Proteins that protect against diabetes and arthritis found

MELBOURNE, Sept 10:
Researchers have discovered that two proteins that work together to kill ‘self-reactive’ immune cells can protect against diseases such as type 1 diabetes and rheumatoid arthritis.
Researchers from the Walter and Eliza Hall Institute in Australia have discovered that absence of proteins called Puma and Bim can lead to self-reactive immune cells accumulating and attacking many different body organs, causing illness.
Dr Daniel Gray and colleagues from the institute’s Molecular Genetics of Cancer division and the University of Ballarat found that the proteins called ‘BH3-only’ proteins make the self-reactive cells die by a process called apoptosis.
Defects in apoptosis proteins have been linked to many human diseases, including cancer and neurodegenerative disorders and autoimmune diseases.

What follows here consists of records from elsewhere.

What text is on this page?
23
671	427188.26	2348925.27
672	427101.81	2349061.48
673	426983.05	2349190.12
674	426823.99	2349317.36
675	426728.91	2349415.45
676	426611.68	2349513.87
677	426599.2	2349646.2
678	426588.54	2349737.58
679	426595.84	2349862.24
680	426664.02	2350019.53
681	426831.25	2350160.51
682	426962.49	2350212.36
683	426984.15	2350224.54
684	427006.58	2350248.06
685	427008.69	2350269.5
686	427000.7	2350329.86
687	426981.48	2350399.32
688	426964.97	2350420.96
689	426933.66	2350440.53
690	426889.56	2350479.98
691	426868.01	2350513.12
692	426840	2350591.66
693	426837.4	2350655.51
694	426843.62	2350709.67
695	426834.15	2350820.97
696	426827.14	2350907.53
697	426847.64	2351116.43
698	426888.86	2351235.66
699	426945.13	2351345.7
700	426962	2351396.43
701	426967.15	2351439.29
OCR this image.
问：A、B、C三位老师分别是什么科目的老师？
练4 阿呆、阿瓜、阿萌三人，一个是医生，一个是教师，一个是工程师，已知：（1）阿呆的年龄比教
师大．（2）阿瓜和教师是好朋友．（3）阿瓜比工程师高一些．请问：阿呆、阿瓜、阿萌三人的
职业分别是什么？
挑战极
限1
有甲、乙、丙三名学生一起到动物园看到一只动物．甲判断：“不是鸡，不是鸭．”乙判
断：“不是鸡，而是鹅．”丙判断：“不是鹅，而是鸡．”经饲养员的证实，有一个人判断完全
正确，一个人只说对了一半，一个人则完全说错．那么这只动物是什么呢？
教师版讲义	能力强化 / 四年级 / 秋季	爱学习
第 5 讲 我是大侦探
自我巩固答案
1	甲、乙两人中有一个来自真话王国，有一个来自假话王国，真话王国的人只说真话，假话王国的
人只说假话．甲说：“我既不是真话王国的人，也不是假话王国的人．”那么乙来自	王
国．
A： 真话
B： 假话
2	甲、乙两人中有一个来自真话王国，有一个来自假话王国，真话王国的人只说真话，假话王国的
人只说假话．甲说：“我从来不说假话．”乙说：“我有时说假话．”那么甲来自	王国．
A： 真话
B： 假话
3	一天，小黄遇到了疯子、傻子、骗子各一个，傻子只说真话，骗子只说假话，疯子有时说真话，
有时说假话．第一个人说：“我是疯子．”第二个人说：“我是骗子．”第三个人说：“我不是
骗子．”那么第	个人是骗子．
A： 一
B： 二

Autoimmune diseases, such as type 1 diabetes, rheumatoid arthritis, inflammatory bowel disease and multiple sclerosis, develop when immune cells launch an attack on the body’s own cells, destroying important body organs or structures.
Gray said one way the body protects against autoimmune disease is by forcing most self-reactive immune cells to die during their development.
“If any self-reactive cells manage to reach maturity, the body normally has a second safeguard of switching these potentially dangerous cells into an inactive state, preventing them from causing autoimmune disease,” he said in a statement.
“We were able to use this discovery to show that the death of self-reactive immune cells is indeed an important protection against autoimmune disease development,” Gray added.